La Ascensión del Señor B

Ascensión del Señor B

(Hch 1, 1-11; Ef 1,17-27; Mc 16, 15-20)

Queridos hermanos:

          La Ascensión del Señor se celebró hasta el siglo IV unida a Pentecostés, festividad en la que por la tarde, los fieles de Jerusalén acudían al Monte de los Olivos, donde se proclamaban los textos de la Ascensión. Después comenzó a celebrarse separadamente, 40 días después de Pascua.

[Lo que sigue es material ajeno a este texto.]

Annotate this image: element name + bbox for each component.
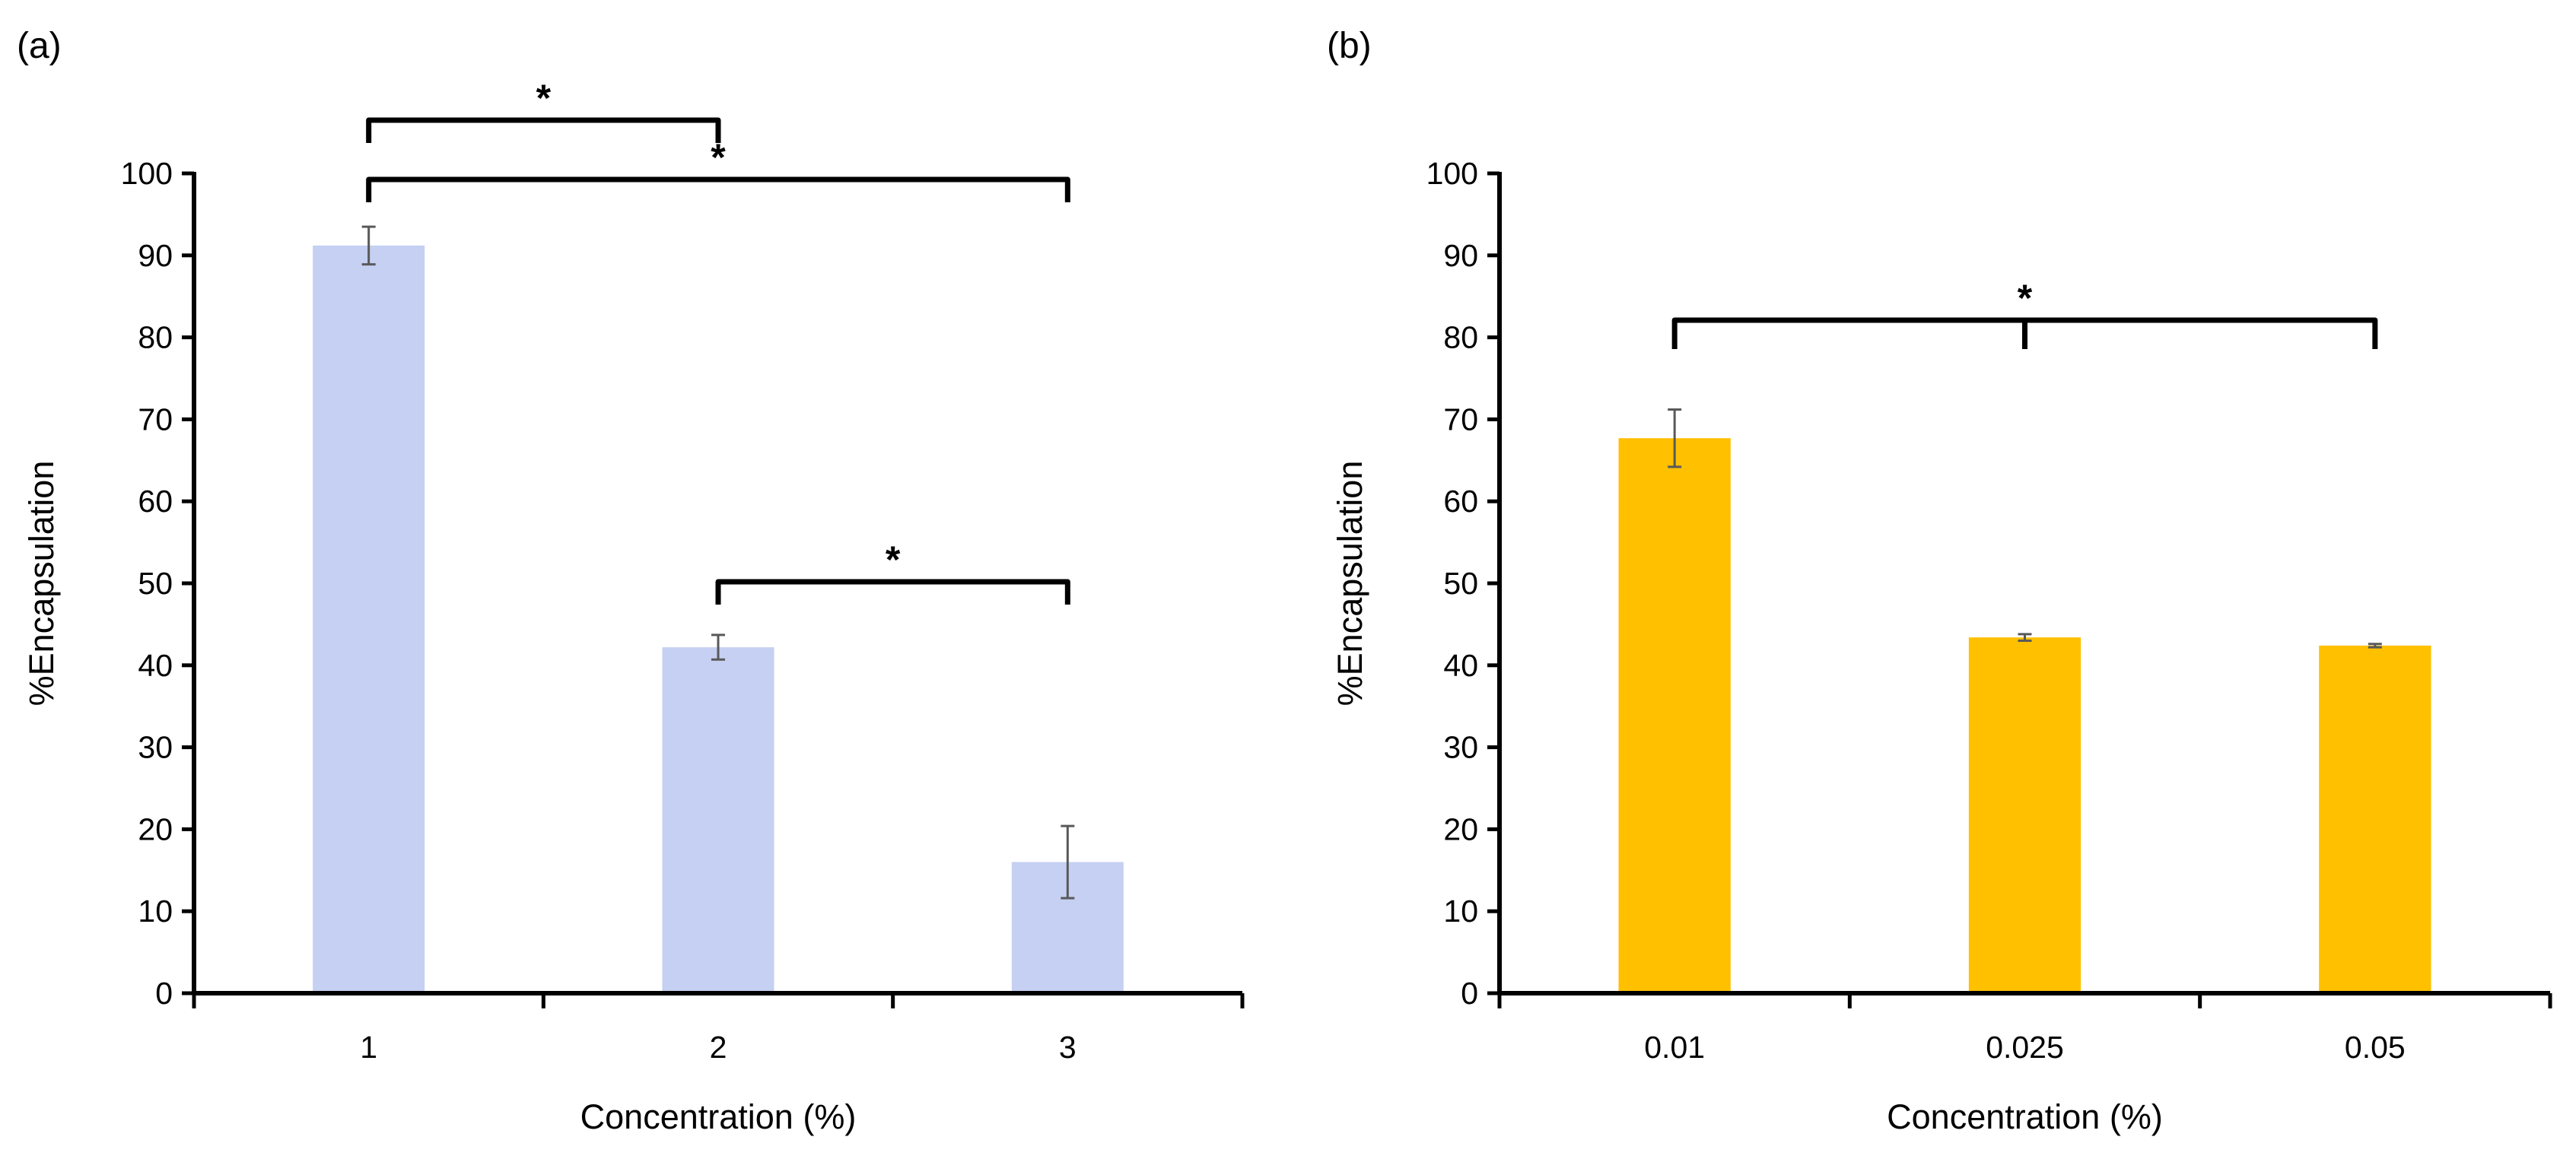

          Esta fiesta está en función nuestra, para avivar en nosotros la esperanza de la promesa de nuestra exaltación a la comunión celeste con Dios. El que “bajó” por nosotros, “asciende” con nosotros a la gloria: “suba con él nuestro corazón”. Las figuras de Enoc y Elías, encendieron nuestro deseo de plenitud, que Cristo ha colmado con su regreso al seno del Padre.

          Ascender o descender, subir o bajar, sentarse o estar en pie, no son, sino expresiones comprensibles para nosotros, de una realidad, que supera nuestras categorías humanas; podríamos hablar también de exaltar o de glorificar, para expresar el paso del Señor, de nuestra dimensión terrena a la celeste. En Cristo hablamos de Ascensión, lo que en la Virgen María denominamos Asunción.

          Terminada su obra de salvación, Cristo, verdadero Dios y verdadero hombre, “asciende” al cielo y se “sienta” “a la derecha” del Padre. Su encarnación ha hecho posible su entrega, que ahora se hace presencia interior, y no externa; ya no estará entre nosotros, sino en nosotros a través de su Espíritu, y en el seno del Padre.

          Cristo está junto al Padre presentándole nuestra humanidad redimida y glorificada para interceder por nosotros, y está dentro de nosotros intercediendo por el mundo. La fuerza que mueve a los discípulos ya no es la del ejemplo, sino la del amor que ha sido derramado en su corazón por el Espíritu.

          Un hombre entra en el cielo, y como dice san Pablo: En Cristo se nos da a conocer la riqueza de la gloria otorgada por Dios en herencia a los santos: “a nosotros que estábamos muertos en nuestros delitos, por el grande amor con que nos amó, nos vivificó, nos resucitó, y nos hizo sentar en él, en los cielos, para mostrar la sobreabundante riqueza de su gracia por su bondad para con nosotros.”

          No es sólo nuestra carne la que entra en el cielo, sino nuestra cabeza, a la que debe seguir todo el Cuerpo de Cristo, del que nosotros somos miembros. Esta, es pues, nuestra esperanza: seguir unidos a él para siempre en la gloria. Por eso debemos siempre “buscar las cosas de arriba, donde está Cristo”, nuestra cabeza, en espera de su venida, sin que nada ni nadie nos desvíe de nuestra meta.

          Cuando vino a nosotros no dejó al Padre, y ahora que vuelve a él, no nos abandona, enviándonos su Espíritu, que de simples creaturas nos hace hijos.

          Proclamemos juntos nuestra fe.